Some of us may find such activities objectionable, either morally, or for strategic reasons, thinking such tactics cause more problems in how this will all work out. When the immediate tactics (get the bad guys) work against the overall strategic goal (make them understand our way of life is great stuff so they want to be just like us) - then there is a problem.

The justification for using the "Sharon Method" for getting things settled over there?
...Colonel Ralph Peters, a former army intelligence officer and a critic of Pentagon policy in Iraq, said yesterday there was nothing wrong with learning lessons wherever possible.

"When we turn to anyone for insights, it doesn't mean we blindly accept it," Colonel Peters said. "But I think what you're seeing is a new realism. The American tendency is to try to win all the hearts and minds. In Iraq, there are just some hearts and minds you can't win. Within the bounds of human rights, if you do make an example of certain villages it gets the attention of the others, and attacks have gone down in the area."

The new counter-insurgency unit made up of elite troops being put together in the Pentagon is called Task Force 121, New Yorker magazine reported in yesterday's edition.

One of the planners behind the offensive is a highly controversial figure, whose role is likely to inflame Muslim opinion: Lieutenant General William "Jerry" Boykin.

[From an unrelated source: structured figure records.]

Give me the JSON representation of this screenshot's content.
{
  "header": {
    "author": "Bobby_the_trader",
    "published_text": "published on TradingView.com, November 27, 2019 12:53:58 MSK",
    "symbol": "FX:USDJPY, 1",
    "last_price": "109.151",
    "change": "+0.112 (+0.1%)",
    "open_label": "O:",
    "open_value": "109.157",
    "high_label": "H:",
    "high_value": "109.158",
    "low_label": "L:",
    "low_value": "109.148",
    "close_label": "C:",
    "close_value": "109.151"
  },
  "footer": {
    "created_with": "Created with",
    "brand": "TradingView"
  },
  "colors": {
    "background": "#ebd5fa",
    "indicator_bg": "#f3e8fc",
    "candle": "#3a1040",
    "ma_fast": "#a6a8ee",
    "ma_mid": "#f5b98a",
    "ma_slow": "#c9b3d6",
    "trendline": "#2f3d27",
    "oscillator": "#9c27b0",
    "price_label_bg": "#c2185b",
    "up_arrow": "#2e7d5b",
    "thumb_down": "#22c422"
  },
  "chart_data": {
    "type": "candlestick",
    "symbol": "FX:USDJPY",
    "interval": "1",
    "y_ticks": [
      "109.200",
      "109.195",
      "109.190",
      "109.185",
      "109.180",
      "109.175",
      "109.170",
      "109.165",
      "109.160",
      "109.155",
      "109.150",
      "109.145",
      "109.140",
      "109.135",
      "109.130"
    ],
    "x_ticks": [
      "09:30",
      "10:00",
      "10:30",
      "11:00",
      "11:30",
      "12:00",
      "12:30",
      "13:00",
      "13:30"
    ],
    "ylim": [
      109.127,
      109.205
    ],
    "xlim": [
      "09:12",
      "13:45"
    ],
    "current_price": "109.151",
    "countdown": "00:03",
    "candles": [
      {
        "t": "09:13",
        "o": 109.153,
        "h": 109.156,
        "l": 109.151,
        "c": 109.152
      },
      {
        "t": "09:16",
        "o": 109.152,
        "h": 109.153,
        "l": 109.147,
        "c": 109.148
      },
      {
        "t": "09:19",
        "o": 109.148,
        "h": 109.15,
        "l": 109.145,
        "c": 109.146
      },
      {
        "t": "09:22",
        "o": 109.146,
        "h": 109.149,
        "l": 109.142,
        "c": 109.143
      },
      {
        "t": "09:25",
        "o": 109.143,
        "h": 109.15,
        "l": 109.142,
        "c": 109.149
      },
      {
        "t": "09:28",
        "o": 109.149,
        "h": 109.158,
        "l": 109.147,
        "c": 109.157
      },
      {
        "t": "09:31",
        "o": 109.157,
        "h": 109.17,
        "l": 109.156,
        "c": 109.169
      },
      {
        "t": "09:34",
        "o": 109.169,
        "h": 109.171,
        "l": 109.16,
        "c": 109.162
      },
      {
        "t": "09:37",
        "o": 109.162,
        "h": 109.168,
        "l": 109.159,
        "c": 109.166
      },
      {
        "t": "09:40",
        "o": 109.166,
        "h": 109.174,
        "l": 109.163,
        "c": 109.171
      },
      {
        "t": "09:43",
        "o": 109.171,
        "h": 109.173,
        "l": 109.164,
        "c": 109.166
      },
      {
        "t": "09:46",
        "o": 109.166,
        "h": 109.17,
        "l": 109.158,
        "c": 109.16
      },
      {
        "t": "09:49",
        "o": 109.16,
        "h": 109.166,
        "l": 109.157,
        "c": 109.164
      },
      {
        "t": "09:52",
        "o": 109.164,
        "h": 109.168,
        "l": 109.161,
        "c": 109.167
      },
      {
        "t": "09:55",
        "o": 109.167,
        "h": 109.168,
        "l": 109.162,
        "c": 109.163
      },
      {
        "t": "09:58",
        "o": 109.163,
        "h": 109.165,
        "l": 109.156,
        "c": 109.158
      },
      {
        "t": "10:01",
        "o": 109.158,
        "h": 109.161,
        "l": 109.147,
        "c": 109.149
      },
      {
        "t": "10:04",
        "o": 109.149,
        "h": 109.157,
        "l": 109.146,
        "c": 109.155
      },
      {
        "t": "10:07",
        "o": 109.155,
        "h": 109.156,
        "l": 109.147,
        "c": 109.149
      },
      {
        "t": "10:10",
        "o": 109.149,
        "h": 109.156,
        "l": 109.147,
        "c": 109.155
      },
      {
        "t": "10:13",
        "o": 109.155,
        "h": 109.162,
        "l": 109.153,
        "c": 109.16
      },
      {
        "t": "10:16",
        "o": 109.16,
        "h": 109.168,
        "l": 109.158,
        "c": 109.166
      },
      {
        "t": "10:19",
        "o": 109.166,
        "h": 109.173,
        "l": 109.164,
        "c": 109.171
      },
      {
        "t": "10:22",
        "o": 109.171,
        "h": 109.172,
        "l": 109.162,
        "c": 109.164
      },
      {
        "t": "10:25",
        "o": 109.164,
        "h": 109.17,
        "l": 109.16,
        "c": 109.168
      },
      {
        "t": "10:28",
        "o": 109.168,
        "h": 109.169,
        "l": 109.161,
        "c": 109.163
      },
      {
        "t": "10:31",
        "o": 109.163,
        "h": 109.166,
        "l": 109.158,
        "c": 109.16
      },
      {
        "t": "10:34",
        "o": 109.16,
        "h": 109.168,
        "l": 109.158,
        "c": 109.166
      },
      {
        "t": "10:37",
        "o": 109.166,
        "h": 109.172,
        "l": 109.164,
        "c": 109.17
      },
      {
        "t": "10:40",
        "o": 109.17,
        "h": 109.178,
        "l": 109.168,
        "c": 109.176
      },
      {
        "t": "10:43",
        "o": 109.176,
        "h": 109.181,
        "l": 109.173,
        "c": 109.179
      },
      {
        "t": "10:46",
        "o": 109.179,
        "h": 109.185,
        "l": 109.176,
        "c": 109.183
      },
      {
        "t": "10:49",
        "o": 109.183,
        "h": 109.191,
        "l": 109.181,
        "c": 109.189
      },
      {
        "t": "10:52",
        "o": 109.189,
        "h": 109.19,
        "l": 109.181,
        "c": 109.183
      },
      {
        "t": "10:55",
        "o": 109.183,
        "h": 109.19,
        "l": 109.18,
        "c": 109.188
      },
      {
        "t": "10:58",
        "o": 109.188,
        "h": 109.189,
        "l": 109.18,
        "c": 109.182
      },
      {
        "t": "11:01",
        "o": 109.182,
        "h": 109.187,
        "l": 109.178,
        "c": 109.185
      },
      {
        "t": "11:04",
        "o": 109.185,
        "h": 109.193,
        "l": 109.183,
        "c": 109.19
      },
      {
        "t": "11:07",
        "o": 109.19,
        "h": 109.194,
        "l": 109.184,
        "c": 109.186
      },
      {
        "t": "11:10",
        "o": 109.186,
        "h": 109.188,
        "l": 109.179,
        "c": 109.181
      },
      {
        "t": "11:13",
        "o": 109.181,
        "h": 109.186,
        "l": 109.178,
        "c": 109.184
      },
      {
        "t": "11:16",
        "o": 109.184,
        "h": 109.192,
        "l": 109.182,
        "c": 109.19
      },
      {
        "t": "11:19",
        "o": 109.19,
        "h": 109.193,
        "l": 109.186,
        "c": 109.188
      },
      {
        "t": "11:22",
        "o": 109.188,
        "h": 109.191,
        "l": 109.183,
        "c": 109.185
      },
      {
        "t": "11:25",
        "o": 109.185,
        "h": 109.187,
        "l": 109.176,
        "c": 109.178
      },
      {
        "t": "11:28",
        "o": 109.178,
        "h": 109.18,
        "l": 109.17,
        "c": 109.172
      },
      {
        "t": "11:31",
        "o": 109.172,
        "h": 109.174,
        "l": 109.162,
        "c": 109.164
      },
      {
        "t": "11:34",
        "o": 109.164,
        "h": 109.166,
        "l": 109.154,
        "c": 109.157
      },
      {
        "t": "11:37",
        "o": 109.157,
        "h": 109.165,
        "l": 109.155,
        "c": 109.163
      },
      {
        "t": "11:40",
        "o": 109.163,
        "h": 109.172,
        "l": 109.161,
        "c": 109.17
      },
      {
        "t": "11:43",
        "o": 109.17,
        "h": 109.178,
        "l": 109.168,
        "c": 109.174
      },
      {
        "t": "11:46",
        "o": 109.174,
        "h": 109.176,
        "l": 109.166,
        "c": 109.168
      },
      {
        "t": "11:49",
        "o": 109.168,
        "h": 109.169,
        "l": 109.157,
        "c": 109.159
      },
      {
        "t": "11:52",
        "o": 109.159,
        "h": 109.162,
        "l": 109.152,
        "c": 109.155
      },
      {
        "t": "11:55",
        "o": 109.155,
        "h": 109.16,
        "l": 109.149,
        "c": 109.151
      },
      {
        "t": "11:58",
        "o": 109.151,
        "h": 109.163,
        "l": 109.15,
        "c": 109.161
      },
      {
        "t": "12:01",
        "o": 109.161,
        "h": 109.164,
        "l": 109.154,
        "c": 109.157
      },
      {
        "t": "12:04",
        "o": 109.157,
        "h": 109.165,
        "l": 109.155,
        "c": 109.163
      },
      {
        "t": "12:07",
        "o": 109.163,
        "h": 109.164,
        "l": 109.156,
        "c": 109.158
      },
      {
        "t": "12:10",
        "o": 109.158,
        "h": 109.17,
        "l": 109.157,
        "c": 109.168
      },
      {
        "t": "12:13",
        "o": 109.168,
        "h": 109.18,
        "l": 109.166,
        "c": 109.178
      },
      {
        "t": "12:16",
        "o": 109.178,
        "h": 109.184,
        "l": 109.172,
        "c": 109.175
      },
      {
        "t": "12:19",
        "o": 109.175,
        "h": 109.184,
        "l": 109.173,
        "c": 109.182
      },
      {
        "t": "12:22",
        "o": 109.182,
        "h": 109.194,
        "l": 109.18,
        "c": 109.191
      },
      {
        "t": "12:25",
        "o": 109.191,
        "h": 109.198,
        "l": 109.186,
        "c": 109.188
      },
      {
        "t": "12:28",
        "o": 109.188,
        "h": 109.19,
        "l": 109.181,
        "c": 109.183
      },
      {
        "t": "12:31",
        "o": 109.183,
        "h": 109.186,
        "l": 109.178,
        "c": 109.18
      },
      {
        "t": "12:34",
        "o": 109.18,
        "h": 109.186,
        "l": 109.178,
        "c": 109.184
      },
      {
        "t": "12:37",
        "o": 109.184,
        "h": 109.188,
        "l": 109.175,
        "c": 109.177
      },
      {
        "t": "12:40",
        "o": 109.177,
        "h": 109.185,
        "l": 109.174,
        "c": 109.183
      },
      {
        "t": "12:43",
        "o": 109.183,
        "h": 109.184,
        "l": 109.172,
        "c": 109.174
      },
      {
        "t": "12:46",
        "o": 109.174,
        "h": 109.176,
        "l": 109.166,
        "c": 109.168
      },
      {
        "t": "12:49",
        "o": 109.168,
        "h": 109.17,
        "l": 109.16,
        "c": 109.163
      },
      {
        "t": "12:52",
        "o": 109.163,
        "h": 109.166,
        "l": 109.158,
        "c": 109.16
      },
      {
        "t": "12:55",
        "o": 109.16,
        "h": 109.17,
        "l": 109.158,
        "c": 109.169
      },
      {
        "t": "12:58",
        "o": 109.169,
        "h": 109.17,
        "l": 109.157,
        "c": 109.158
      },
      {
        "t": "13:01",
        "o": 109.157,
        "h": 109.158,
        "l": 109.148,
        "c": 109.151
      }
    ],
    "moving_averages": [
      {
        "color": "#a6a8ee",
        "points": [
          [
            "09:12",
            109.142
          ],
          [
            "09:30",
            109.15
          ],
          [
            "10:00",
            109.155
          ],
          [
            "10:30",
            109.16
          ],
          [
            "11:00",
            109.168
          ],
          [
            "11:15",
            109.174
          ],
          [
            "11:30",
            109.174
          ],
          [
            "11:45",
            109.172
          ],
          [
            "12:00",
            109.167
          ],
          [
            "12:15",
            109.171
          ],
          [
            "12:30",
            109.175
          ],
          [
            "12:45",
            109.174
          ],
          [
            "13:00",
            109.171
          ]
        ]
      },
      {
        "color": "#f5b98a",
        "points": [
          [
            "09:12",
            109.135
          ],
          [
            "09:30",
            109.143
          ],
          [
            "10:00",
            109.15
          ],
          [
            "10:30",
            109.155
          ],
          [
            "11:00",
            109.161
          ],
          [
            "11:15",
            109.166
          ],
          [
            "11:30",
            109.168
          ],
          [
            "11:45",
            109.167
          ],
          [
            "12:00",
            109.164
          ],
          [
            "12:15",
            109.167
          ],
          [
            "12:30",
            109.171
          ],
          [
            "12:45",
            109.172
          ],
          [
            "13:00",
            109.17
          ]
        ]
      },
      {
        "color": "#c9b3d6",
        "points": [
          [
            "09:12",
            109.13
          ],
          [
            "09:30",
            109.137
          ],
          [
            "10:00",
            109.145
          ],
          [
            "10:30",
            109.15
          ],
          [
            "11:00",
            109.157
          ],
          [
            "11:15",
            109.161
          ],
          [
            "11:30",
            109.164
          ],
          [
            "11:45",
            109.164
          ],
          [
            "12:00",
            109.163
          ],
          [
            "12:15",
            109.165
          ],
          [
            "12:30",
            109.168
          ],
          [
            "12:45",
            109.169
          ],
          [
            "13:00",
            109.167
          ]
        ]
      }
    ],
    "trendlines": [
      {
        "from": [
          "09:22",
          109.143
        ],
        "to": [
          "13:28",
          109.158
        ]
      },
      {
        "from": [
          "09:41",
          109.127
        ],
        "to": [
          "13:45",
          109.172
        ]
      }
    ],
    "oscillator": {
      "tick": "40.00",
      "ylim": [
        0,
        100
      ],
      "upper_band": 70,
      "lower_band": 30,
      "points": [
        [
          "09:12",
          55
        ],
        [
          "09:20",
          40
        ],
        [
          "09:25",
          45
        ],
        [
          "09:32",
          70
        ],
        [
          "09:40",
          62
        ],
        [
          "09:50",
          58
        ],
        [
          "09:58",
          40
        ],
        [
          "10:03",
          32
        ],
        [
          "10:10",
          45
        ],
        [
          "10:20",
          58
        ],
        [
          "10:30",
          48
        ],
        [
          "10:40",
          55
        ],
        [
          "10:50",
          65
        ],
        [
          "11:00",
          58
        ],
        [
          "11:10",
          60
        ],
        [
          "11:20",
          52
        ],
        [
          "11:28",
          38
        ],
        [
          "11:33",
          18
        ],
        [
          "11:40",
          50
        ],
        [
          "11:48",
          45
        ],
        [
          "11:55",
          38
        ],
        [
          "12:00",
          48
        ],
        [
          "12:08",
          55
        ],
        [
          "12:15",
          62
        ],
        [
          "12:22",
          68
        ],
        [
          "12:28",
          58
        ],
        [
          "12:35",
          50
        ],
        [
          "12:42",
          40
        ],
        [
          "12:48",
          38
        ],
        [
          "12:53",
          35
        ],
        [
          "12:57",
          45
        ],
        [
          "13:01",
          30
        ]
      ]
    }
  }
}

In October, there were calls for his resignation after he told a church congregation in Oregon that the US was at war with Satan, who "wants to destroy us as a Christian army".
You see on bumper stickers and on shirts and baseball caps, "What would Jesus do?" It seems clear. He smites the enemy, hard, to get their attention. He makes examples of civilian villages. He sends assassination teams into faraway places to "take out" the bad guys - before they can do bad things. Just like you learned in Sunday School, right? Jesus was no wimp. And this is war.

It's hard to raise objections here. I may not be very religious, but most of the nation is, and I suspect thinks Boykin is right - slap these dusky, godless folks upside the head to make `em behave.

And it is unfair to object to this policy as something we, as the good guys, the civilized people, shouldn't do - because we are the people who clearly and unambiguously elected the current folks in power to act in our name, and do these things. We put them there, fair and square - sort of.

And the senators and congressmen we elected to represent us voted to sanction whatever was necessary to fight terrorism, and that included this war, the Patriot Act and the business of those we hold incommunicado at Guant?namo (the new "disappeared" as it were).

If you don't like all this, elect other people to represent you. If you can. Ha, ha.